Se alejaron. Ella decidió probar otros cuerpos, él otros hoteles. El tiempo pasó muy rápido, inventaron ceremonias de interior con otras intenciones. Se extrañaban, pero el vacío que había crecido en sus cuentas de mail no los aterraba, sólo los dejaba en la nada, en el agujero de lo inevitable. Las formas de sus rostros empezaron a volverse borrosas, a encontrarse en la calle, en un recuerdo sin luz. La tensión de creerse más de lo que en realidad eran los había dejado exhaustos para seguir arrojándose cuerdas al otro lado del puente. Cayeron, como mil veces lo habían hecho, en sí mismos, en la rutina de los días indiferenciables. La conversación interminable se cortó sin que ellos lo desearan. Ella encontró suficiente tiempo para deshacerse de viejos papeles. Él se lastimó una mano en una mudanza ajena, y se aburrió en la sala de espera de un hospital. Le molestaba la falta de una sonrisa, pero no quería reconocerlo.

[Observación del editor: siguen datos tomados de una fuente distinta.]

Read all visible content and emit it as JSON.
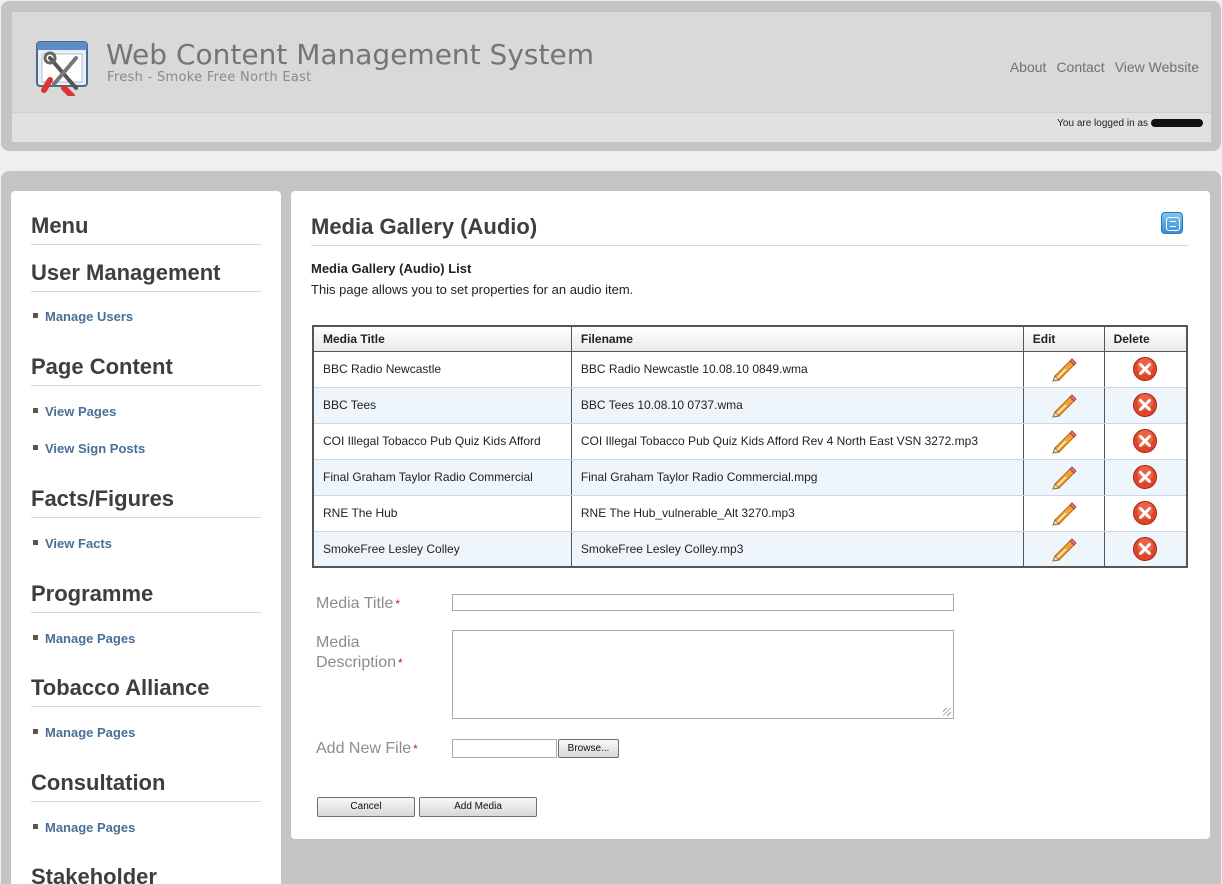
{
  "header": {
    "title": "Web Content Management System",
    "subtitle": "Fresh - Smoke Free North East",
    "nav": [
      "About",
      "Contact",
      "View Website"
    ],
    "login_text": "You are logged in as"
  },
  "sidebar": {
    "menu_title": "Menu",
    "sections": [
      {
        "heading": "User Management",
        "links": [
          "Manage Users"
        ]
      },
      {
        "heading": "Page Content",
        "links": [
          "View Pages",
          "View Sign Posts"
        ]
      },
      {
        "heading": "Facts/Figures",
        "links": [
          "View Facts"
        ]
      },
      {
        "heading": "Programme",
        "links": [
          "Manage Pages"
        ]
      },
      {
        "heading": "Tobacco Alliance",
        "links": [
          "Manage Pages"
        ]
      },
      {
        "heading": "Consultation",
        "links": [
          "Manage Pages"
        ]
      },
      {
        "heading": "Stakeholder",
        "links": []
      }
    ]
  },
  "main": {
    "page_title": "Media Gallery (Audio)",
    "list_title": "Media Gallery (Audio) List",
    "description": "This page allows you to set properties for an audio item.",
    "table": {
      "headers": [
        "Media Title",
        "Filename",
        "Edit",
        "Delete"
      ],
      "rows": [
        {
          "title": "BBC Radio Newcastle",
          "filename": "BBC Radio Newcastle 10.08.10 0849.wma"
        },
        {
          "title": "BBC Tees",
          "filename": "BBC Tees 10.08.10 0737.wma"
        },
        {
          "title": "COI Illegal Tobacco Pub Quiz Kids Afford",
          "filename": "COI Illegal Tobacco Pub Quiz Kids Afford Rev 4 North East VSN 3272.mp3"
        },
        {
          "title": "Final Graham Taylor Radio Commercial",
          "filename": "Final Graham Taylor Radio Commercial.mpg"
        },
        {
          "title": "RNE The Hub",
          "filename": "RNE The Hub_vulnerable_Alt 3270.mp3"
        },
        {
          "title": "SmokeFree Lesley Colley",
          "filename": "SmokeFree Lesley Colley.mp3"
        }
      ]
    },
    "form": {
      "media_title_label": "Media Title",
      "media_desc_label_1": "Media",
      "media_desc_label_2": "Description",
      "add_file_label": "Add New File",
      "required_mark": "*",
      "browse_label": "Browse...",
      "cancel_label": "Cancel",
      "add_media_label": "Add Media"
    }
  },
  "icons": {
    "logo": "tools-monitor-icon",
    "edit": "pencil-icon",
    "delete": "delete-x-icon",
    "view": "list-view-icon"
  },
  "colors": {
    "link": "#4a6f96",
    "heading": "#3e3e3e",
    "delete": "#e0452a",
    "required": "#c41a1a"
  }
}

Ella huía de todo lo que le llevaba a él. Ambos dejaron de sentir el abrazo invisible que alguna vez los había unido, ese abrazo que era fuerte y agradable y tal vez llevaba un poco de desesperación. Las imágenes que antes los asaltaban desaparecieron entre obligaciones, números, colectivos y multitudes imparables. Era fácil distraerse de lunes a viernes, y dormir de corrido los otros dos días para no pensarse. Ella anhelaba que creciera algo nuevo, algo diferente. Él veía caer rayos y cerraba los ojos en espera de un ruido que lo estremeciera hasta la médula. Él se cerró a las palabras, ella se abrió por completo a la tinta, tanto, que se empapó los vestidos, mientras él daba caminatas bajo la lluvia. Ninguno quiso llorar. Ninguno quiso escuchar los viejos nombres. Los arrinconó el silencio.